Lo que nunca le faltó fue la comida: "Trabajábamos, pero comíamos". No era precisamente un manjar lo que más le gustaba al trillano. Eran las gachas, que muchas veces comió en el campo. "Cuando mejor me sabían era cuando las hacíamos en una armonía de toda la familia, en las navidades", sentencia. Como caporal, Bernardino tenía que reclutar leñadores en los pueblos a los que iba. Con el tiempo llegarían los tractores y las plumas para cargar los troncos que hacían el esfuerzo más llevadero. Su oficio y habilidad hicieron que durante muchos años se encargara de delimitar con barreras de madera el recorrido de los encierros y el perímetro de la antigua plaza de toros de Trillo. "No soy un gran aficionado taurino, pero en mi pueblo, me gustan", dice.
La última parte de la vida laboral de Bernardino tiene que ver con la Central Nuclear.
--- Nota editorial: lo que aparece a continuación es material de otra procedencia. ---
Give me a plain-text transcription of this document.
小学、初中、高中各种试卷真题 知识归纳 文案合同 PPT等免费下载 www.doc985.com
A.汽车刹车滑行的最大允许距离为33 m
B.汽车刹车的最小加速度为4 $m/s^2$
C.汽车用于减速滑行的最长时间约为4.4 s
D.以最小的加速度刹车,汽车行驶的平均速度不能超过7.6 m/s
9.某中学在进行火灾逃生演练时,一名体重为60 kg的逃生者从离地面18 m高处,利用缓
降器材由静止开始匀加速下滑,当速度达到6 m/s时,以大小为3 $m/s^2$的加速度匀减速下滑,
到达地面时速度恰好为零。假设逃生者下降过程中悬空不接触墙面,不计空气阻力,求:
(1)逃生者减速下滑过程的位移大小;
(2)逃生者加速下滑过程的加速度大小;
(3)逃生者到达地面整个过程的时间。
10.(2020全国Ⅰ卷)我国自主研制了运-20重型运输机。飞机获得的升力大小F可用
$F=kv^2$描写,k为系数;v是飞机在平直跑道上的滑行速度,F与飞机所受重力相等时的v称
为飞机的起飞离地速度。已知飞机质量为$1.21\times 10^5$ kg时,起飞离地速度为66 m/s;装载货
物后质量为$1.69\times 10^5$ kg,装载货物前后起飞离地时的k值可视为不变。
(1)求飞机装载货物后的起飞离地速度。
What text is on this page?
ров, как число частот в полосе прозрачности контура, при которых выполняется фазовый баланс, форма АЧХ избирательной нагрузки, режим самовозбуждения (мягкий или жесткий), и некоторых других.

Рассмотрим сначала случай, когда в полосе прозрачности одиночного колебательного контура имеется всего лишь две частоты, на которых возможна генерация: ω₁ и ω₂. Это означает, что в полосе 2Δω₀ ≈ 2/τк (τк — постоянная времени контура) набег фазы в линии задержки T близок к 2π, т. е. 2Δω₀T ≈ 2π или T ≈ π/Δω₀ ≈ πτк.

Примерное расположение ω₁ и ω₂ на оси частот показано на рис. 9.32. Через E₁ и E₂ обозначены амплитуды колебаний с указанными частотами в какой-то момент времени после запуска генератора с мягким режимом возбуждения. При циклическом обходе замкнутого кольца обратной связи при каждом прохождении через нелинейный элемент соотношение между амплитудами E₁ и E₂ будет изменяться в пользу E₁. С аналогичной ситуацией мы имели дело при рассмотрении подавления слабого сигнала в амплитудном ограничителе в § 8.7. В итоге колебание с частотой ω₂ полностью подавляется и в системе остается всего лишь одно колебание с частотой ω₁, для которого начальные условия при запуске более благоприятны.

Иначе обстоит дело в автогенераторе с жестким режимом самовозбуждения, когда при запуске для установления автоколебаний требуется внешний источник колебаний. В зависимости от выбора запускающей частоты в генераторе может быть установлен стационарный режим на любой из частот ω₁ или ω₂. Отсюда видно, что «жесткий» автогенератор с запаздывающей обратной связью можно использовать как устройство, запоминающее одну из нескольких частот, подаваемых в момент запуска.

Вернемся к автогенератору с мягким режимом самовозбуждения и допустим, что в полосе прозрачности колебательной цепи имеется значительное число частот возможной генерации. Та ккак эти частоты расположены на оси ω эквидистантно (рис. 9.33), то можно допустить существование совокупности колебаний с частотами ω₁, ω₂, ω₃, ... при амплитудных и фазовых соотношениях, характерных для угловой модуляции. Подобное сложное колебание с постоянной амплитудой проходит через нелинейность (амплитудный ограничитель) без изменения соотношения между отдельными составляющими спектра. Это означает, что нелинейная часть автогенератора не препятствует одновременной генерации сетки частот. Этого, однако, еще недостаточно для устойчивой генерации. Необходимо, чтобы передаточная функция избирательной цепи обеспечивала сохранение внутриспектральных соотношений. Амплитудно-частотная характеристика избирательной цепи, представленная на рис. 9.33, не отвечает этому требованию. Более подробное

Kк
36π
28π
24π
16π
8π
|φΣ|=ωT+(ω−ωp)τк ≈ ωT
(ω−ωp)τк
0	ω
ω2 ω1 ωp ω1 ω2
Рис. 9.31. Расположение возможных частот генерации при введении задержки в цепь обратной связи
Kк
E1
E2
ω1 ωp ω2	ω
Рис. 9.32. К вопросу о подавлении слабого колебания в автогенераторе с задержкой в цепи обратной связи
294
Contratado por Ferrovial, ayudó a construir sus viales. El trillano se jubiló hace quince años como encargado en la empresa responsable de la limpieza de las instalaciones.
Un capítulo muy especial de su conversación quiso Bernardino dedicárselo a su mujer. Su muerte, después de largos años de enfermedad, es otra de las heridas que su rostro grave deja entrever. "Te voy a hablar de ella. Se llamaba Micaela Sancho. Nunca tuvo buena salud. Estuvo mucho tiempo enferma, sufriendo y con dolores. Cuando me tenía que marchar a trabajar, llevaba conmigo el sentimiento de que la dejaba en casa mala. Todo lo que he tenido lo he dado por sanarla. Murió hace cinco años. Era una mujer extraordinaria, muy abierta. En cuanto se encontraba un poquitín mejor, hacía reír hasta las piedras".
Pero para terminar el cauce, bueno será dejar el gusto dulce, como el del Domingo de Resurrección, o como el de las torrijas con azúcar y miel en la Semana Santa. "Ahora todavía juego a los bolos billa", explica. En una de las últimas competiciones que se organizan para los mayores, en la segunda tirada de una de las eliminatorias, "me quedaban dos bolos de pie". Había que tirar la billa de madera, y dejar uno solo. "Cayó el delantero, el de detrás ni lo toqué". Asoma entonces una sonrisa franca. Su buen tino arrancó el aplauso de compañeros y rivales.